In her plaint dated 4th January, 2006, the respondent claimed for the sum of Kshs. 151,000/= being the balance due and owing to her for 151 tons of trees having been paid  Kshs. 49,000/=. In her evidence she produced exhibit 1, 2 & 4. Exhibit 1 was an agreement dated 29th October, 2005 allegedly signed between the parties.  In the agreement the price per ton was Kshs. 1,000/=. In the 2nd agreement allegedly signed by the parties and witnessed by the respondents husband there was an acknowledgment of Kshs. 49,000/= and a balance of Kshs. 42,000/-.  The agreement was signed on 22nd December, 2006. Exhibit 4 on the other hand was a record by PW11 of the date the timber was ferried from the farm, registration number of the vehicle, tear weight.

In a defence dated 3rd February, 2006 the appellant denied owing  the amount claimed. Disowned exhibit 1, admitting that the parties signed exhibit 2 and  stated that the respondent declined to accept the balance of Kshs. 42,000/=. In her evidence she stated that they had agreed that she would pay Kshs. 7,000/= per trip as they had  no means of  weighing the timber and that the respondent could not rely on the records at Nzoia Sugar Company as the timber delivered also  included  timber form other source.

It is trite law that he who alleges must proof.  The  onus of proving that the sum of Kshs. 151,000/= was  owing was upon the (respondent)-  In the  1st agreement and indeed in  her evidence   price per ton was Kshs. 1,000/=  however it  is not clear how  the amount of tonnage that  left the   farm in any one of the trips as PW11 admitted not having the means  to  measure the tonage.

Indeed a close look at exhibit 4 it is a record of the lorry, the registration number and its carrying  capacity. Did the lorry carry to its capacity, more or even less.  This did not come out in evidence.
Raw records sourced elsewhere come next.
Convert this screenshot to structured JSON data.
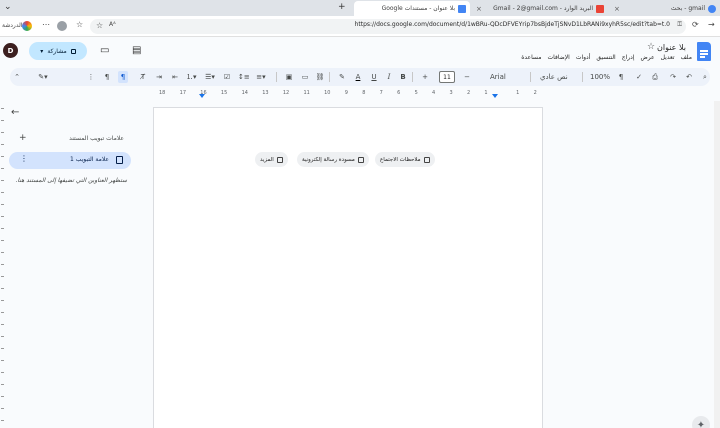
{
  "browser": {
    "tabs": [
      {
        "title": "gmail - بحث",
        "favicon_color": "#4285f4"
      },
      {
        "title": "البريد الوارد - Gmail - 2@gmail.com",
        "favicon_color": "#ea4335"
      },
      {
        "title": "بلا عنوان - مستندات Google",
        "favicon_color": "#4285f4"
      }
    ],
    "close_glyph": "×",
    "new_tab_glyph": "+",
    "url": "https://docs.google.com/document/d/1wBRu-QDcDFVEYrip7bsBjdeTjSNvD1LbRANi9xyhR5sc/edit?tab=t.0",
    "reader_label": "Aᴬ",
    "sidebar_label": "الدردشة",
    "more_glyph": "⋯"
  },
  "docs": {
    "title": "بلا عنوان",
    "star": "☆",
    "menu": [
      "ملف",
      "تعديل",
      "عرض",
      "إدراج",
      "التنسيق",
      "أدوات",
      "الإضافات",
      "مساعدة"
    ],
    "avatar_letter": "D",
    "share_label": "مشاركة",
    "share_caret": "▾"
  },
  "toolbar": {
    "zoom": "100%",
    "style": "نص عادي",
    "font": "Arial",
    "font_size": "11",
    "minus": "−",
    "plus": "+",
    "bold": "B",
    "italic": "I",
    "underline": "U",
    "text_color": "A"
  },
  "ruler": {
    "numbers": [
      "18",
      "17",
      "16",
      "15",
      "14",
      "13",
      "12",
      "11",
      "10",
      "9",
      "8",
      "7",
      "6",
      "5",
      "4",
      "3",
      "2",
      "1",
      "",
      "1",
      "2"
    ]
  },
  "outline": {
    "back_glyph": "←",
    "heading": "علامات تبويب المستند",
    "add_glyph": "+",
    "tab_label": "علامة التبويب 1",
    "tab_menu_glyph": "⋮",
    "hint": "ستظهر العناوين التي تضيفها إلى المستند هنا."
  },
  "page": {
    "chips": [
      {
        "label": "ملاحظات الاجتماع"
      },
      {
        "label": "مسودة رسالة إلكترونية"
      },
      {
        "label": "المزيد"
      }
    ]
  }
}
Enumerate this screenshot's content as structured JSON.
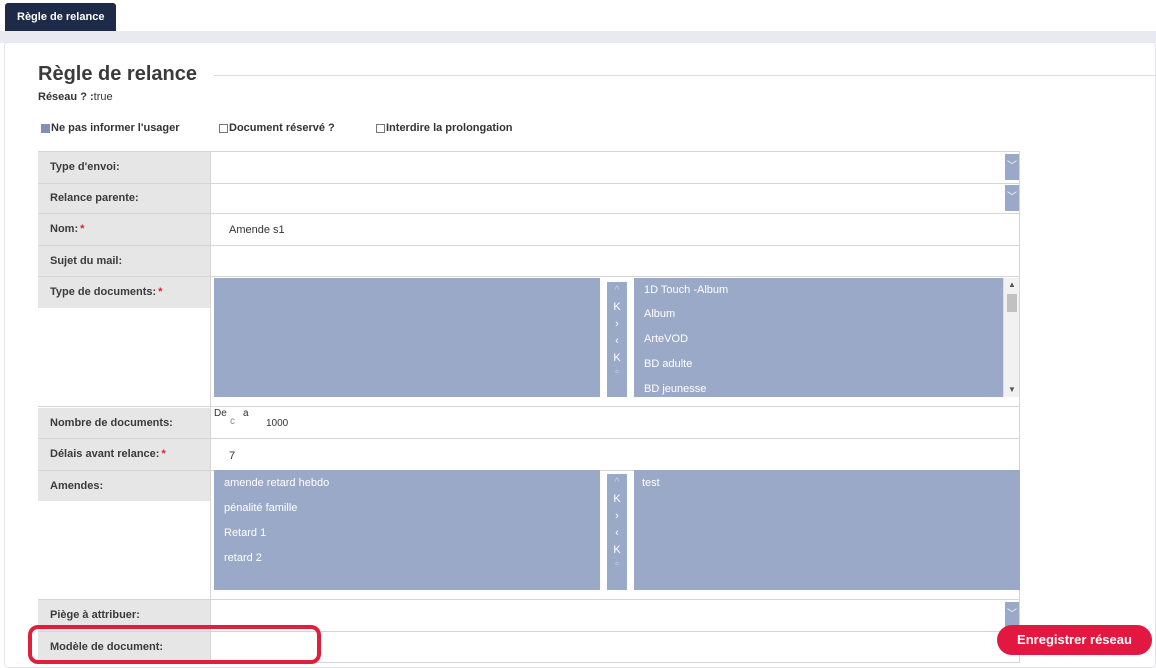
{
  "tab": {
    "label": "Règle de relance"
  },
  "page": {
    "title": "Règle de relance",
    "subtitle_key": "Réseau ? :",
    "subtitle_value": "true"
  },
  "checkboxes": [
    {
      "label": "Ne pas informer l'usager",
      "checked": true
    },
    {
      "label": "Document réservé ?",
      "checked": false
    },
    {
      "label": "Interdire la prolongation",
      "checked": false
    }
  ],
  "fields": {
    "type_envoi": {
      "label": "Type d'envoi:",
      "value": ""
    },
    "relance_parente": {
      "label": "Relance parente:",
      "value": ""
    },
    "nom": {
      "label": "Nom:",
      "required": "*",
      "value": "Amende s1"
    },
    "sujet_mail": {
      "label": "Sujet du mail:",
      "value": ""
    },
    "type_documents": {
      "label": "Type de documents:",
      "required": "*",
      "selected": [
        "1D Touch -Album",
        "Album",
        "ArteVOD",
        "BD adulte",
        "BD jeunesse"
      ]
    },
    "nombre_documents": {
      "label": "Nombre de documents:",
      "from_label": "De",
      "from_value": "c",
      "to_label": "a",
      "to_value": "1000"
    },
    "delais": {
      "label": "Délais avant relance:",
      "required": "*",
      "value": "7"
    },
    "amendes": {
      "label": "Amendes:",
      "available": [
        "amende retard hebdo",
        "pénalité famille",
        "Retard 1",
        "retard 2"
      ],
      "selected": [
        "test"
      ]
    },
    "piege": {
      "label": "Piège à attribuer:",
      "value": ""
    },
    "modele": {
      "label": "Modèle de document:",
      "value": ""
    }
  },
  "mover_glyphs": {
    "all_right": "K",
    "right": "›",
    "left": "‹",
    "all_left": "K",
    "top": "^",
    "bottom": "°"
  },
  "caret": "﹀",
  "actions": {
    "save_label": "Enregistrer réseau"
  },
  "colors": {
    "accent": "#e21840",
    "list_bg": "#9ba9c8",
    "tab_bg": "#1d2a48"
  }
}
Having made the above observations, both parties do acknowledge exhibit 2.  Although the respondent stated in  evidence that the record at Nzoia showed  ticket number of each vehicle and the tonage – the said tickets were simply marked and  not produced as part of  evidence thus  denying the court details of the alleged tonage that was  received at Nzoia.

It is therefore the opinion of this court that failure to produce evidence of the tonnage that was received was fatal to the respondent’s case and the only evidence available to support the claim in the absence of the actual tonnage is the second agreement signed by the parties.  The said read agreement was signed in a bid to reconcile the parties at a police station and   witnessed by the   respondent’s husband.

Consequently I set aside the judgment of the trial court and  enter judgment for the sum of Kshs. 42,000/= in favour of the respondent.

Each party to meet its own costs.

DATED at BUNGOMA this  28th day of January 2016.